Como o ECO noticia esta sexta-feira, a gigante Simoldes, produtora de plásticos e moldes para a indústria automóvel sediada em Oliveira de Azeméis, já admite avançar com despedimentos depois de este ano ter perdido mais de 100 milhões de euros de vendas devido à crise no setor automóvel. Na indústria portuguesa de componentes, composta por 350 empresas que faturam 15 mil milhões de euros e empregam 62 mil pessoas, a quebra das exportações até outubro aproxima-se dos 4%.
“Quando hoje todas as notícias indicam perda de trabalhadores na Europa, nós em Portugal estamos bastante preocupados em perder os trabalhadores porque as empresas fazem investimentos sérios na formação das suas equipas. São um ativo muito importante para conseguirmos ser competitivos e altamente produtivos. A produtividade é muito importante para demonstrarmos aos nossos clientes que estamos na frente”, refere José Couto, presidente da associação das fabricantes para o setor automóvel (AFIA).
Esta quinta-feira, à margem da conferência Portugal Exportador, que decorreu no Europarque (Santa Maria da Feira), o ministro da Economia disse estar a acompanhar com “o máximo de atenção” os recentes de despedimentos e lay-offs em empresas de componentes automóveis, sobretudo no Norte do país, mas reclama que não há “nenhuma evidência de uma onda de falências”. Pedro Reis contrapôs que o país deve “agarrar” as empresas que já cá estão e “construir um pacote de incentivos o mais agressivo possível para manter ou trazer novo investimento”.

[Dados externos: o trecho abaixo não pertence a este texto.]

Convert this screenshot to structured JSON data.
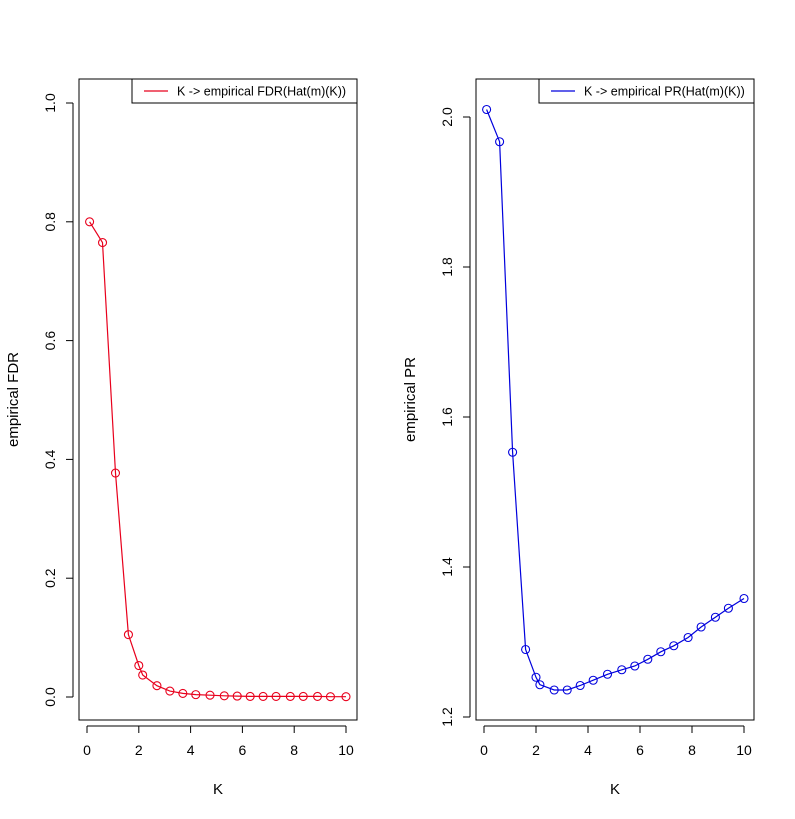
{
  "chart_data": [
    {
      "type": "line",
      "xlabel": "K",
      "ylabel": "empirical FDR",
      "xlim": [
        0,
        10
      ],
      "ylim": [
        0,
        1.0
      ],
      "x_ticks": [
        "0",
        "2",
        "4",
        "6",
        "8",
        "10"
      ],
      "y_ticks": [
        "0.0",
        "0.2",
        "0.4",
        "0.6",
        "0.8",
        "1.0"
      ],
      "legend_position": "top-right",
      "grid": false,
      "series": [
        {
          "name": "K -> empirical FDR(Hat(m)(K))",
          "color": "#e8001c",
          "marker": "open-circle",
          "x": [
            0.1,
            0.6,
            1.1,
            1.6,
            2.0,
            2.15,
            2.7,
            3.2,
            3.7,
            4.2,
            4.75,
            5.3,
            5.8,
            6.3,
            6.8,
            7.3,
            7.85,
            8.35,
            8.9,
            9.4,
            10.0
          ],
          "y": [
            0.8,
            0.765,
            0.377,
            0.105,
            0.053,
            0.037,
            0.019,
            0.01,
            0.006,
            0.004,
            0.003,
            0.002,
            0.0015,
            0.001,
            0.001,
            0.001,
            0.001,
            0.001,
            0.001,
            0.0005,
            0.0005
          ]
        }
      ]
    },
    {
      "type": "line",
      "xlabel": "K",
      "ylabel": "empirical PR",
      "xlim": [
        0,
        10
      ],
      "ylim": [
        1.2,
        2.0
      ],
      "x_ticks": [
        "0",
        "2",
        "4",
        "6",
        "8",
        "10"
      ],
      "y_ticks": [
        "1.2",
        "1.4",
        "1.6",
        "1.8",
        "2.0"
      ],
      "legend_position": "top-right",
      "grid": false,
      "series": [
        {
          "name": "K -> empirical PR(Hat(m)(K))",
          "color": "#0000dd",
          "marker": "open-circle",
          "x": [
            0.1,
            0.6,
            1.1,
            1.6,
            2.0,
            2.15,
            2.7,
            3.2,
            3.7,
            4.2,
            4.75,
            5.3,
            5.8,
            6.3,
            6.8,
            7.3,
            7.85,
            8.35,
            8.9,
            9.4,
            10.0
          ],
          "y": [
            2.01,
            1.967,
            1.553,
            1.29,
            1.253,
            1.243,
            1.236,
            1.236,
            1.242,
            1.249,
            1.257,
            1.263,
            1.268,
            1.277,
            1.287,
            1.295,
            1.306,
            1.32,
            1.333,
            1.345,
            1.358
          ]
        }
      ]
    }
  ]
}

Moldes amenizam perdas com saúde, embalagens e aeronáutica
Com os clientes automóveis a pesarem cerca de 80% no volume de produção total, que ronda os 750 milhões de euros, também a indústria portuguesa dos moldes “já está a sentir uma redução das encomendas”, relata ao ECO o diretor da associação do setor (Cefamol), sem conseguir ainda quantificar a dimensão da quebra. “Não somos isentos aos movimentos internacionais. Se isto será temporário ou não, e quanto tempo o ciclo vai demorar a alterar-se, não sabemos dizer”, completa.
Sobre o fecho de empresas e a perda de empregos no setor dos moldes, Paulo Ferreira Pinto responde apenas que “há uma enorme preocupação na otimização dos processos e no alcance de maior produtividade”.
“É uma obsessão de todas as empresas para conseguirem fazer face a uma redução de margens e a uma eventual menor facilidade comercial. Agora se isso será suficiente [para evitar despedimentos], só o tempo dirá”, reconhece o também CEO da Mold World.
Perante este cenário, as cerca de 400 empresas portuguesas do setor dos moldes, que asseguram perto de oito mil empregos, estão a “diversificar mais o tipo de produtos, a aumentar a complexidade dos produtos e a procurar nichos específicos para, de alguma maneira, manter a competitividade” junto dos clientes da indústria automóvel.
E, por outro lado, a procurar “alternativas” de fornecimento nas áreas dos dispositivos médicos, das embalagens ou da aeronáutica, que “podem, de alguma maneira, equilibrar” os negócios neste setor que exporta quase 90% da produção.